Meskipun laporan tersebut menyoroti tuduhan oplosan Pertamax dengan Pertalite, PT Pertamina melalui Vice President (VP) Corporate Communication, Fadjar Djoko Santoso, menegaskan bahwa Pertamax yang dijual di pasaran telah memenuhi spesifikasi RON 92, sesuai dengan ketentuan yang ditetapkan oleh Dirjen Migas. "Pertamax yang beredar di masyarakat telah melewati uji sertifikasi oleh Lemigas dan sesuai dengan standar kualitas yang ditentukan," ujar Fadjar.
Pihak Kejaksaan Agung juga menegaskan bahwa fokus mereka adalah pada pengelolaan minyak mentah dan bukan pada kualitas produk yang dijual di pasaran. Tindakan blending antara RON 90 dan RON 92 yang terjadi dalam skandal ini dikaitkan dengan pengurangan biaya yang memengaruhi kualitas dan merugikan konsumen, serta menambah beban subsidi pemerintah.
Maya Kusmaya lahir di Tasikmalaya, Jawa Barat, pada 31 Agustus 1980. Ia menyelesaikan pendidikan sarjana di Teknik Kimia ITB dan melanjutkan studi di Norwegian University of Science and Technology (NTNU) dalam bidang Natural Gas Technology. Sejak bergabung dengan Pertamina, Maya telah menduduki sejumlah posisi penting, termasuk Senior Analyst Gas Business Initiatives, Engineering Manager Pertamina Gas, hingga VP Kapasitas Komersial dan Aset Pertamina Gas pada 2020-2021.
Maya juga dikenal sebagai profesional yang memiliki pengalaman luas di bidang pengelolaan energi dan gas.
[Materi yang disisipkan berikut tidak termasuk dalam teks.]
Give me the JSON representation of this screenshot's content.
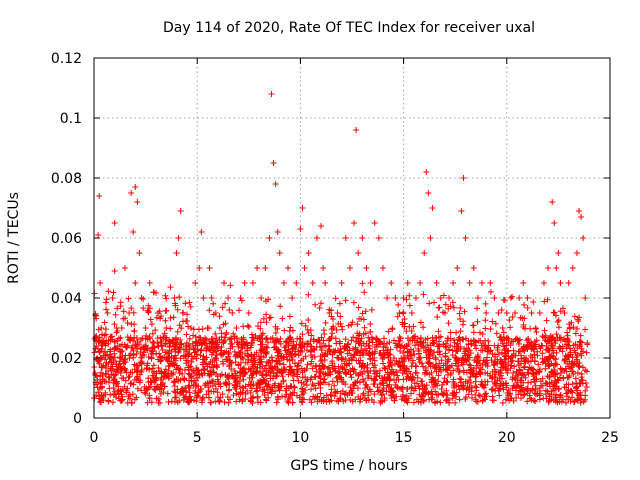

Namun, kariernya kini terancam terhenti setelah penetapan status tersangka dalam kasus korupsi ini.
Dengan kasus yang semakin berkembang, masyarakat berharap agar seluruh pihak yang terlibat dalam skandal ini dapat mempertanggungjawabkan perbuatannya, demi keadilan bagi negara dan masyarakat.